Hier einige Pflanzkombinationen in diesem Garten:

  • In Beet 1 und 5 ist jeweils in der Nähe der Zugangswege eine kräftige Gruppierung aus Calamagrostis `Karl Foerster´ mit Silphium wasiotense und Salvia uliginosa gepflanzt. Diese lang blühende hohe Kombination wird im Spätsommer sehr einladend wirken.

  • Angelica gigas können im Sommer mit ihrer eindrücklichen Farbe/Form und voll mit Wespen sehr eindrücklich wirken. Sie sollen im Beet 5 die Eingangssituation hervorheben und sind dort in eine Molinia-Wiese integriert.

  • Eine nicht nur im Juni beeindruckende Kombination ist Rosa mutabilis mit Calamagrostis `Waldenbuch`. Eine Salix exigua als Coppicing-Gehölz wird zusammen mit Calamagrostis `Karl Foerster´ und hohen Sanguisorba `Cangshan Cranberry´ auch der perfekte Blickpunkt einer anderen Wegachse sein.

  • In den niedrigeren Wiesen gibt es die tollen Kombis von Patrinia unter anderem mit Eryngium agavifolium oder die Hemerocallis in weiss und rosa in Geranium `Rebecca Moss`und die Sedum `Matrona`mit ihren Scheibenblüten in den Blütenbüscheln von Aster divaricatus.


Der Garten wird im Frühjahr mit Blühaspekten eher sachte beginnen und wird durch Geophyten noch etwas herausgearbeitet.
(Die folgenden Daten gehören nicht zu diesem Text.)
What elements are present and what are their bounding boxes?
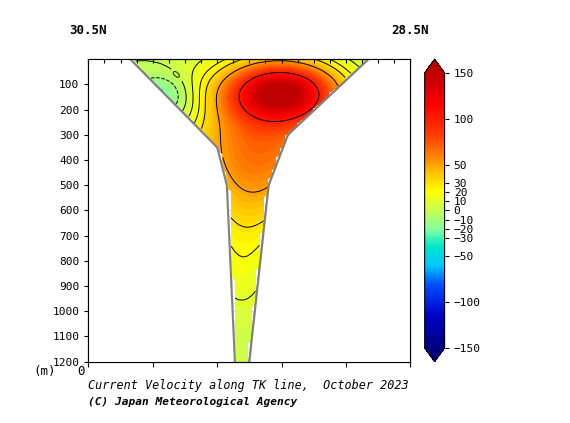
Text: 0: 0 [172, 69, 183, 80]
Text: Current Velocity along TK line,  October 2023: Current Velocity along TK line, October … [88, 379, 409, 392]
Text: (m): (m) [34, 365, 56, 378]
Text: 0: 0 [77, 365, 84, 378]
Text: (C) Japan Meteorological Agency: (C) Japan Meteorological Agency [88, 397, 298, 407]
Text: 30.5N: 30.5N [70, 24, 107, 36]
Text: 28.5N: 28.5N [392, 24, 429, 36]
PathPatch shape [425, 348, 445, 362]
PathPatch shape [425, 59, 445, 73]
So startet er mit Nepeta, Euphorbia `Teichlaterne´ und den Amsonien und geht dann über Rosa mutabilis und Penstemon langsam in den Frühsommer und Sommer über, wenn der Garten dann sehr viel zu bieten hat. Auch der Herbst wird sehr coole Aspekte in dem Garten bereithalten. Die Winterstruktur wird ebenfalls sehr beeindruckend sein.
Es sind einige dynamische Pflanzen eingeplant, welche zum einen den Aspekt im Gartenschaujahr prägen sollen (so z.B. Angelica gigas, Patrinia monandra und scabiosifolia, Agastache `Black Adder´ oder auch 2 Arten von Verbenen). Sie sollen aber auch zusammen mit initial gepflanzten Cnidium, Eryngium giganteum oder Knautia arvensis in der Entwicklung des Gartens auf Dauer eine gute Rolle spielen.

Für das Gartenschau-Jahr selbst sind auch einige wenige `Sommerflor-Pflanzen´ als besonderer Aspekt eingeplant: Das sind einige Honka Dahlien, vorwiegend in Deschampsia, Emilia coccinea in niedrigen Sesleriawiesen und Lobelia `Hadspen Purple´als sicherlich eher kurzlebige, aber im Sommer herausragend blühende Staude in diversen wiesigen Bereichen.